MySQL Bugs: #80867: MySQL Cluster Crashed

Bug #80867	MySQL Cluster Crashed
Submitted:	28 Mar 2016 12:17	Modified:	4 May 2016 5:01
Reporter:	Serhat Demircan	Email Updates:
Status:	Not a Bug	Impact on me:	None
Category:	MySQL Cluster: Disk Data	Severity:	S1 (Critical)
Version:	7.4.10	OS:	Debian (Wheezy)
Assigned to:	MySQL Verification Team	CPU Architecture:	Any
Tags:	ndbcluster

Description:
2 nodes in same node group stopped with following error than whole cluster went down. 

2016-03-28 14:30:17 [ndbd] INFO     -- Node 12 has completed node fail handling
2016-03-28 14:32:05 [ndbd] INFO     -- /export/home/pb2/build/sb_0-17731890-1453887053.27/mysql-cluster-gpl-7.4.10/storage/ndb/src/kernel/blocks/dbtc/DbtcMain.cpp
2016-03-28 14:32:05 [ndbd] INFO     -- DBTC (Line: 19385) 0x00000002
2016-03-28 14:32:05 [ndbd] INFO     -- Error handler shutting down system
2016-03-28 14:32:05 [ndbd] INFO     -- Error handler shutdown completed - exiting
2016-03-28 14:32:08 [ndbd] ALERT    -- Node 5: Forced node shutdown completed. Caused by error 2341: 'Internal program error (failed ndbrequire)(Internal error, programming error or missing error message, please report a bug). Temporary error, restart node'.

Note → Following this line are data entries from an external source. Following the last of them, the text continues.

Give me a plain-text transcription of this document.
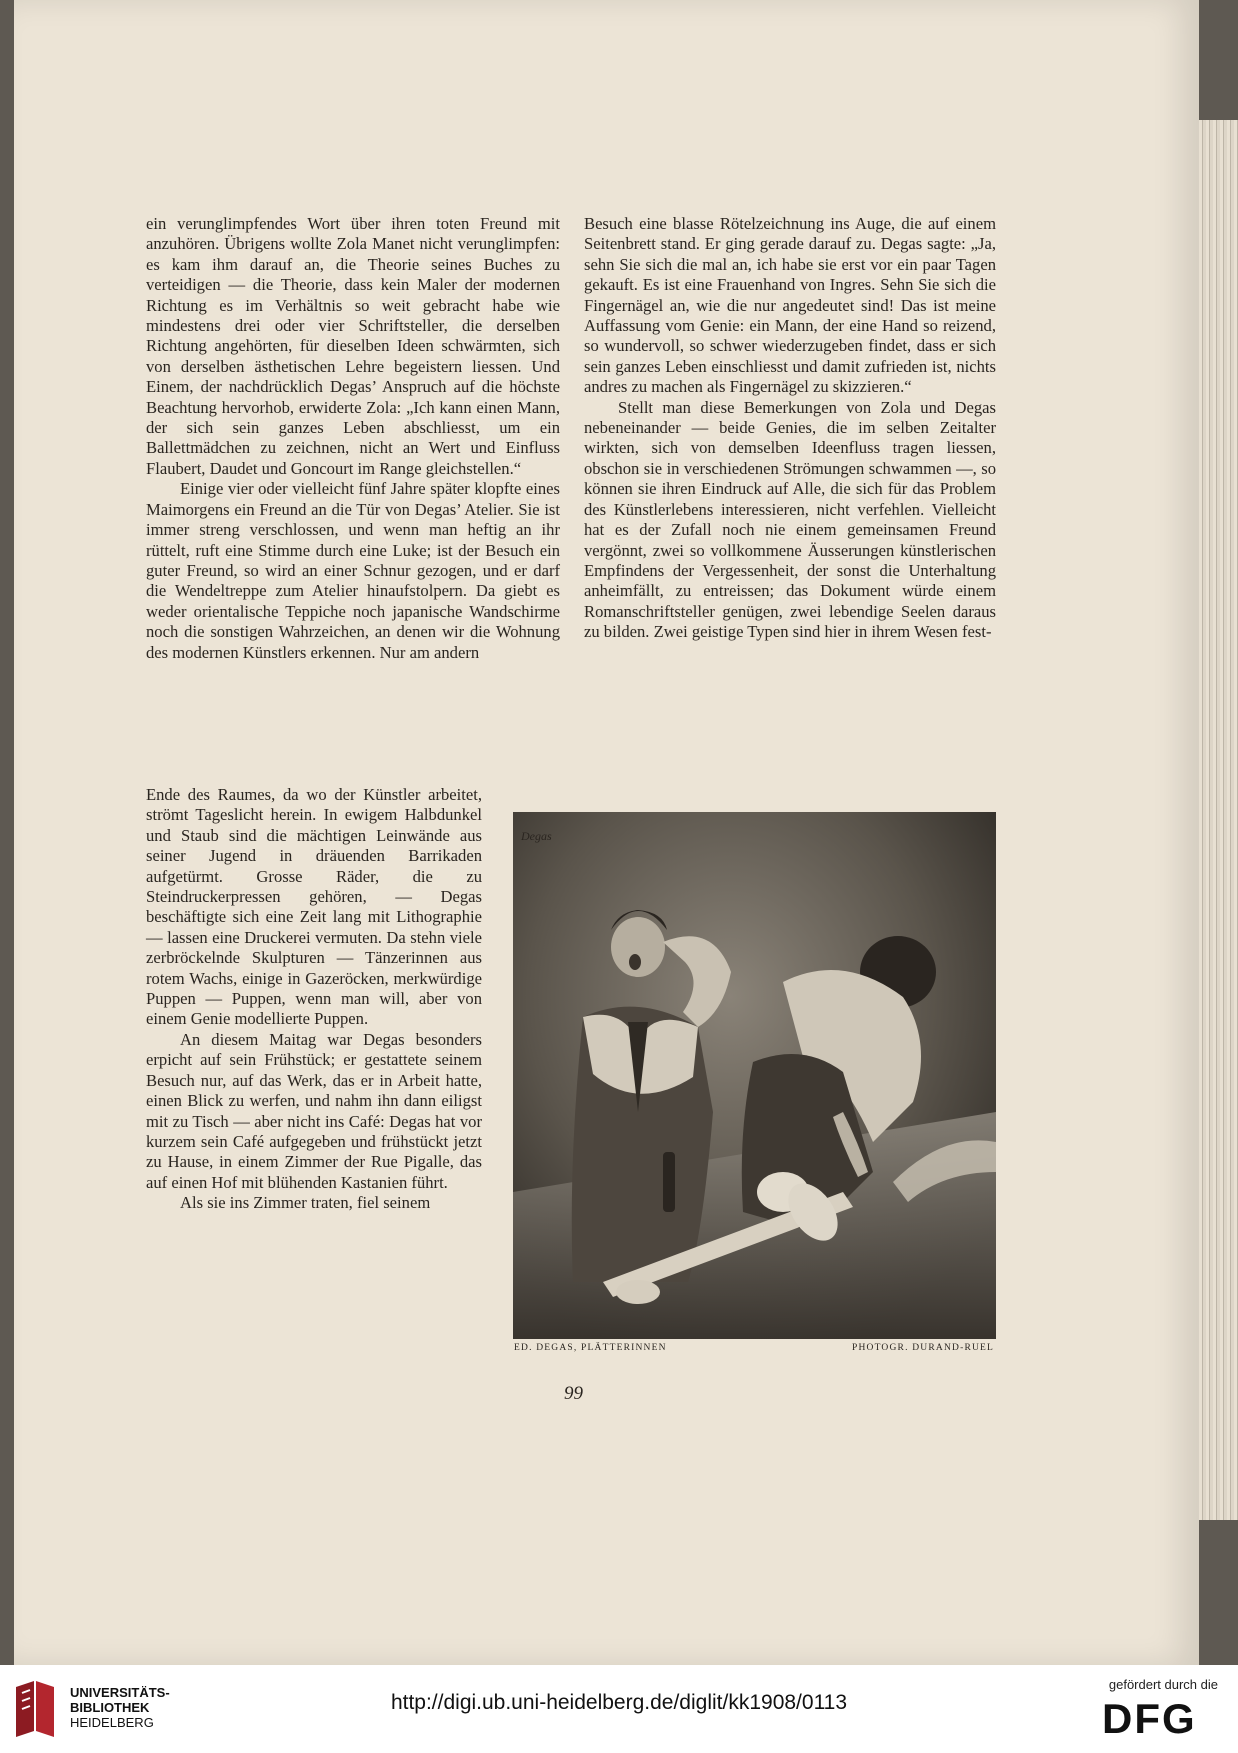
ein verunglimpfendes Wort über ihren toten Freund mit anzuhören. Übrigens wollte Zola Manet nicht verunglimpfen: es kam ihm darauf an, die Theorie seines Buches zu verteidigen — die Theorie, dass kein Maler der modernen Richtung es im Verhältnis so weit gebracht habe wie mindestens drei oder vier Schriftsteller, die derselben Richtung angehörten, für dieselben Ideen schwärmten, sich von derselben ästhetischen Lehre begeistern liessen. Und Einem, der nachdrücklich Degas’ Anspruch auf die höchste Beachtung hervorhob, erwiderte Zola: „Ich kann einen Mann, der sich sein ganzes Leben abschliesst, um ein Ballettmädchen zu zeichnen, nicht an Wert und Einfluss Flaubert, Daudet und Goncourt im Range gleichstellen.“

Einige vier oder vielleicht fünf Jahre später klopfte eines Maimorgens ein Freund an die Tür von Degas’ Atelier. Sie ist immer streng verschlossen, und wenn man heftig an ihr rüttelt, ruft eine Stimme durch eine Luke; ist der Besuch ein guter Freund, so wird an einer Schnur gezogen, und er darf die Wendeltreppe zum Atelier hinaufstolpern. Da giebt es weder orientalische Teppiche noch japanische Wandschirme noch die sonstigen Wahrzeichen, an denen wir die Wohnung des modernen Künstlers erkennen. Nur am andern

Ende des Raumes, da wo der Künstler arbeitet, strömt Tageslicht herein. In ewigem Halbdunkel und Staub sind die mächtigen Leinwände aus seiner Jugend in dräuenden Barrikaden aufgetürmt. Grosse Räder, die zu Steindruckerpressen gehören, — Degas beschäftigte sich eine Zeit lang mit Lithographie — lassen eine Druckerei vermuten. Da stehn viele zerbröckelnde Skulpturen — Tänzerinnen aus rotem Wachs, einige in Gazeröcken, merkwürdige Puppen — Puppen, wenn man will, aber von einem Genie modellierte Puppen.

An diesem Maitag war Degas besonders erpicht auf sein Frühstück; er gestattete seinem Besuch nur, auf das Werk, das er in Arbeit hatte, einen Blick zu werfen, und nahm ihn dann eiligst mit zu Tisch — aber nicht ins Café: Degas hat vor kurzem sein Café aufgegeben und frühstückt jetzt zu Hause, in einem Zimmer der Rue Pigalle, das auf einen Hof mit blühenden Kastanien führt.

Als sie ins Zimmer traten, fiel seinem

Besuch eine blasse Rötelzeichnung ins Auge, die auf einem Seitenbrett stand. Er ging gerade darauf zu. Degas sagte: „Ja, sehn Sie sich die mal an, ich habe sie erst vor ein paar Tagen gekauft. Es ist eine Frauenhand von Ingres. Sehn Sie sich die Fingernägel an, wie die nur angedeutet sind! Das ist meine Auffassung vom Genie: ein Mann, der eine Hand so reizend, so wundervoll, so schwer wiederzugeben findet, dass er sich sein ganzes Leben einschliesst und damit zufrieden ist, nichts andres zu machen als Fingernägel zu skizzieren.“

Stellt man diese Bemerkungen von Zola und Degas nebeneinander — beide Genies, die im selben Zeitalter wirkten, sich von demselben Ideenfluss tragen liessen, obschon sie in verschiedenen Strömungen schwammen —, so können sie ihren Eindruck auf Alle, die sich für das Problem des Künstlerlebens interessieren, nicht verfehlen. Vielleicht hat es der Zufall noch nie einem gemeinsamen Freund vergönnt, zwei so vollkommene Äusserungen künstlerischen Empfindens der Vergessenheit, der sonst die Unterhaltung anheimfällt, zu entreissen; das Dokument würde einem Romanschriftsteller genügen, zwei lebendige Seelen daraus zu bilden. Zwei geistige Typen sind hier in ihrem Wesen fest-

Degas
ED. DEGAS, PLÄTTERINNEN	PHOTOGR. DURAND-RUEL
99
UNIVERSITÄTS-
BIBLIOTHEK
HEIDELBERG
http://digi.ub.uni-heidelberg.de/diglit/kk1908/0113
gefördert durch die
DFG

Time: Monday 28 March 2016 - 14:32:05
Status: Temporary error, restart node
Message: Internal program error (failed ndbrequire) (Internal error, programming error or missing error message, please report a bug)
Error: 2341
Error data: DbtcMain.cpp
Error object: DBTC (Line: 19385) 0x00000002
Program: ndbmtd
Pid: 3014 thr: 10
Version: mysql-5.6.28 ndb-7.4.10
Trace: /ndbdata/ndb_5_trace.log.9 [t1..t15]
***EOM***

How to repeat:
Can't repeat.

- Stop data node X
- Start data node X

After data node X reached started state this error occured. But this does not happen all times. Most of time i can restart all nodes for maintenance without a problem.

Hi Serhat,

You said you can't reproduce and then you said "it does not happen every time" so can you please clarify did you see this problem only once or you see this problem "often but not always" when you start your cluster?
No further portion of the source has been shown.